Consultorio Ético de la Fundación Gabo
29 de Septiembre de 2016

Consultorio Ético de la Fundación Gabo

En el departamento de publicidad del diario donde publico dicen que los avisos son información y que, por eso, deben recibir el mismo tratamiento que las informaciones diarias. ¿Es esto correcto? Son dos clases diferentes de información: la del publicista es una información interesada, que busca convencer a los lectores, oyentes o televidentes sobre las bondades de un producto nunca revelará sus debilidades o sus defectos. Si se trata de promover una medicina no hablará de daños o efectos secundarios, salvo que la ley obligue a dar esa información. Si el propósito es la venta de autos no mencionará sus defectos y lo mismo ocurrirá si la propaganda es de telas, toallas, margarinas o televisores. Es una información parcial y parcializada y así lo deben entender todos los que reciben esa información.
La que da el periodista no tiene esa limitación porque lo suyo no es vender productos, ni imagen institucional sino poner en contacto con los hechos a los receptores de la información.

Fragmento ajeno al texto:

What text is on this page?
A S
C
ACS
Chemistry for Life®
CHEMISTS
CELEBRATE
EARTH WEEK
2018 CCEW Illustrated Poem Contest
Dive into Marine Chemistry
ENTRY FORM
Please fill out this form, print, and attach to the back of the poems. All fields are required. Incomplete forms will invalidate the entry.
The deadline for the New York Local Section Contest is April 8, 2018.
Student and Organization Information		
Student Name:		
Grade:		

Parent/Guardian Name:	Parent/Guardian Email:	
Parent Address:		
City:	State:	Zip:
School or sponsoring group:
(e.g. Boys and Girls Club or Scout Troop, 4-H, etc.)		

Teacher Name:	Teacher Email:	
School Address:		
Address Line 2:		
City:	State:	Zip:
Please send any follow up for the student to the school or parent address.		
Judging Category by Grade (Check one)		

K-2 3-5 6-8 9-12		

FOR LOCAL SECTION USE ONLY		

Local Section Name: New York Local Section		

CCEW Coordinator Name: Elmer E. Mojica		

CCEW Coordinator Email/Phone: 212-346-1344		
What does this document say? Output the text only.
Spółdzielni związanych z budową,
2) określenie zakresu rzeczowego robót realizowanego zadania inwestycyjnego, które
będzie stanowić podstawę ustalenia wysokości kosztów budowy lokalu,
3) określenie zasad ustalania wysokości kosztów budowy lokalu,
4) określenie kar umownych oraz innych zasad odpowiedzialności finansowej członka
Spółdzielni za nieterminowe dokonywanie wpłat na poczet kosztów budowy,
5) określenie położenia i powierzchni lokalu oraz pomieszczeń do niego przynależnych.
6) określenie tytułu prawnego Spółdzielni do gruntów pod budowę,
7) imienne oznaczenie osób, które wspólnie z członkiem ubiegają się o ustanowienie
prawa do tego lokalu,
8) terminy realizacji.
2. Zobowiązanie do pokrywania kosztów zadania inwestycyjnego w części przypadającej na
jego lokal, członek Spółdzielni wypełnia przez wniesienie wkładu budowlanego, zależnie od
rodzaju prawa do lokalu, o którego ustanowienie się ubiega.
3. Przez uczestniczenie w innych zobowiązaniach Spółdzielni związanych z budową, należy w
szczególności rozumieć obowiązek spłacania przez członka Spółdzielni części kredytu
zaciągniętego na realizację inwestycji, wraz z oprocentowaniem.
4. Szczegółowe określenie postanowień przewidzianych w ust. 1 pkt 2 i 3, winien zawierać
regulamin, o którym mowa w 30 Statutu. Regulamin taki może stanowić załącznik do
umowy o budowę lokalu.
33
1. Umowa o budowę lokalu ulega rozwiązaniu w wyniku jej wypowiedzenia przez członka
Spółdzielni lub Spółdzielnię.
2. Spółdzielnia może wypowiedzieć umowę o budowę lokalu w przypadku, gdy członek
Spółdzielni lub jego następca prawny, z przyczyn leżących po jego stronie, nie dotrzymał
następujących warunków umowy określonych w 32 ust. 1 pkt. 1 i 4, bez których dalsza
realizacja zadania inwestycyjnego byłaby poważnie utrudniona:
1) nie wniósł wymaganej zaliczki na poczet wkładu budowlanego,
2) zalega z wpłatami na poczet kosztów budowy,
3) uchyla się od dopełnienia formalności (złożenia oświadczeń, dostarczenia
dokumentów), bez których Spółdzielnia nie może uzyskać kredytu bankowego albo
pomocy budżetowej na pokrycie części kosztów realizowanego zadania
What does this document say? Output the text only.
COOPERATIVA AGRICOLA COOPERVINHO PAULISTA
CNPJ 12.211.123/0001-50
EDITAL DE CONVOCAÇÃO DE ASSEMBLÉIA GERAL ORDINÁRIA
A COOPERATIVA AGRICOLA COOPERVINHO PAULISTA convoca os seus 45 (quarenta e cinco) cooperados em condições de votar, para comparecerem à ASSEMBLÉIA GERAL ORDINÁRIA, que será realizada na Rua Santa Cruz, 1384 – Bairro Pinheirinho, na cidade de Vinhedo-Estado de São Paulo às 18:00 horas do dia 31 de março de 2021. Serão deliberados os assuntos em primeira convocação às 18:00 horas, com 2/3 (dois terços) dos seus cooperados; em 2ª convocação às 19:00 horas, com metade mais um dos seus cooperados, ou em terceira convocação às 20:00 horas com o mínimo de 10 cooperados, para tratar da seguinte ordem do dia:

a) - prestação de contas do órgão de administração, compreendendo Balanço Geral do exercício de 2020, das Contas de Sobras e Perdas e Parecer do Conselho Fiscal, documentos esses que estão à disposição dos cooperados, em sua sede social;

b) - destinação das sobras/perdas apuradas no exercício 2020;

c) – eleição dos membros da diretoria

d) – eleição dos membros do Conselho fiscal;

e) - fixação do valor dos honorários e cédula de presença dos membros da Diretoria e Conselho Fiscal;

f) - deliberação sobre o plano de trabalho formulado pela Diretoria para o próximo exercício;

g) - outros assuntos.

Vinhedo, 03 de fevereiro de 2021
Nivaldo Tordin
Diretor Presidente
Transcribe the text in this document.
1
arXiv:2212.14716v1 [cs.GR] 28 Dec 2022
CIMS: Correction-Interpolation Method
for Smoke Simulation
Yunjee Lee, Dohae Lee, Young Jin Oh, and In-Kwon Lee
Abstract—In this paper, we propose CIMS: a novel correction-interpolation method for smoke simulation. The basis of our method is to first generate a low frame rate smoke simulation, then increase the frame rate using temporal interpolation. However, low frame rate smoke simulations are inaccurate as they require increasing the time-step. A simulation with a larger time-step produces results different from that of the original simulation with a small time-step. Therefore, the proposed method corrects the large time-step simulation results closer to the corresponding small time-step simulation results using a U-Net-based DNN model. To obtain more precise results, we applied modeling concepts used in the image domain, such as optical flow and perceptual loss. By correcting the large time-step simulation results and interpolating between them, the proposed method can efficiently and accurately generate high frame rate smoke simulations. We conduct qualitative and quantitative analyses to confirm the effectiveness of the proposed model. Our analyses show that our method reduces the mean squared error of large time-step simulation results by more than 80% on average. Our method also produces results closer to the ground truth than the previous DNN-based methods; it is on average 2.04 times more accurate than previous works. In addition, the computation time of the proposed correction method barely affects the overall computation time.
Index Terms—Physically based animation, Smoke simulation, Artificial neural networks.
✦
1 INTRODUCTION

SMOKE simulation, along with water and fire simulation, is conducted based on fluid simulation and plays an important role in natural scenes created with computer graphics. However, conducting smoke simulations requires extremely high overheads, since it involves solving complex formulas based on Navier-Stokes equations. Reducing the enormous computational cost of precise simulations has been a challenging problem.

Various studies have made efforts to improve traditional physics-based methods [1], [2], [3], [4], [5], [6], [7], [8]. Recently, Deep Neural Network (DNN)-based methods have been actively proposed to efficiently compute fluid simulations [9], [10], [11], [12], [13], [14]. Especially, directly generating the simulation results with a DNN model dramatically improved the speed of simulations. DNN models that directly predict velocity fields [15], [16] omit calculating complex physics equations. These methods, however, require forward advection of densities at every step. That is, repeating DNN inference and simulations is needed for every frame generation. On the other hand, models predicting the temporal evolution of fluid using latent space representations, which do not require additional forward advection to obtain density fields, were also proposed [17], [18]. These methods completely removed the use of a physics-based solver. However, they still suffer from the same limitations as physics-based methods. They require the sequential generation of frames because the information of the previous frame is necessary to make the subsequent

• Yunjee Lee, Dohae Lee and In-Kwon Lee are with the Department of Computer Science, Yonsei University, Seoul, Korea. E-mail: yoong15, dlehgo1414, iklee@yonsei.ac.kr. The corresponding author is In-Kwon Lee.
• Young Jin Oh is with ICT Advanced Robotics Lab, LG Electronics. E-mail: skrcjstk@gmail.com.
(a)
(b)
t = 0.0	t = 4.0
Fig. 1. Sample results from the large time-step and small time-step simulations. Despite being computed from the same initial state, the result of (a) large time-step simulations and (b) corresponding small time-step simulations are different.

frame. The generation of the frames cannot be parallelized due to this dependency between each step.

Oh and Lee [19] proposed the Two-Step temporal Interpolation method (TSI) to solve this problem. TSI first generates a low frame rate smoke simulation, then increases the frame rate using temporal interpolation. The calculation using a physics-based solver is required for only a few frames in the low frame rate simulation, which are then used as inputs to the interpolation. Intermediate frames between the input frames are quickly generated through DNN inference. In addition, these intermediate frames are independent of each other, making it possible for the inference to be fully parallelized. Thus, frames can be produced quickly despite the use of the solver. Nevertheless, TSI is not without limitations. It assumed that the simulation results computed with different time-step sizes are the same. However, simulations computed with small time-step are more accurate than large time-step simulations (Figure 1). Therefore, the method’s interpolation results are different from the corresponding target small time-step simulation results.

Su mayor orgullo profesional consiste en mostrar las noticias por todos los lados para que su conocimiento sea tan completo como es posible. Esto marca una diferencia fundamental con la publicidad y explica por qué un periodismo honesto diferencia con claridad la información publicitaria de la periodística. Esto ha sido claro en los periódicos y así lo reflejan los manuales de estilo, como se demostró en una respuesta anterior y como se podrá leer en la documentación siguiente.

Documentación.

El presidente Roosevelt tiene razón cuando dice ante la Conferencia de Periodistas que la propaganda no debe publicarse en los diarios de la misma manera que un hecho.
La propaganda no es un hecho sino una falsedad.
En realidad se aparta intencionadamente de todo parecido con la verdad, en beneficio de uno u otro bando en disputa o en conflicto.A lo sumo, la propaganda es una opinión, y la opinión no debe publicarse como un hecho, aunque sea sincera.
Además, la propaganda no es un hecho honesto, ni una opinión honesta. Es esencialmente deshonesta.
La Constitución le ha conferido a la prensa un alto honor y le ha impuesto una obligación igualmente grande en interés de una información pública, completa y exacta.
La prensa tiene el alto deber de merecer esa distinción, esa sagrada confianza, en todo momento.

William Randolf Hearst.
Fundador de la cadena de diarios Hearst.
En Arte y Sentido del Periodismo, compilación de E.D. Coblentz.Troquel. Buenos Aires, 1966.- Página 53.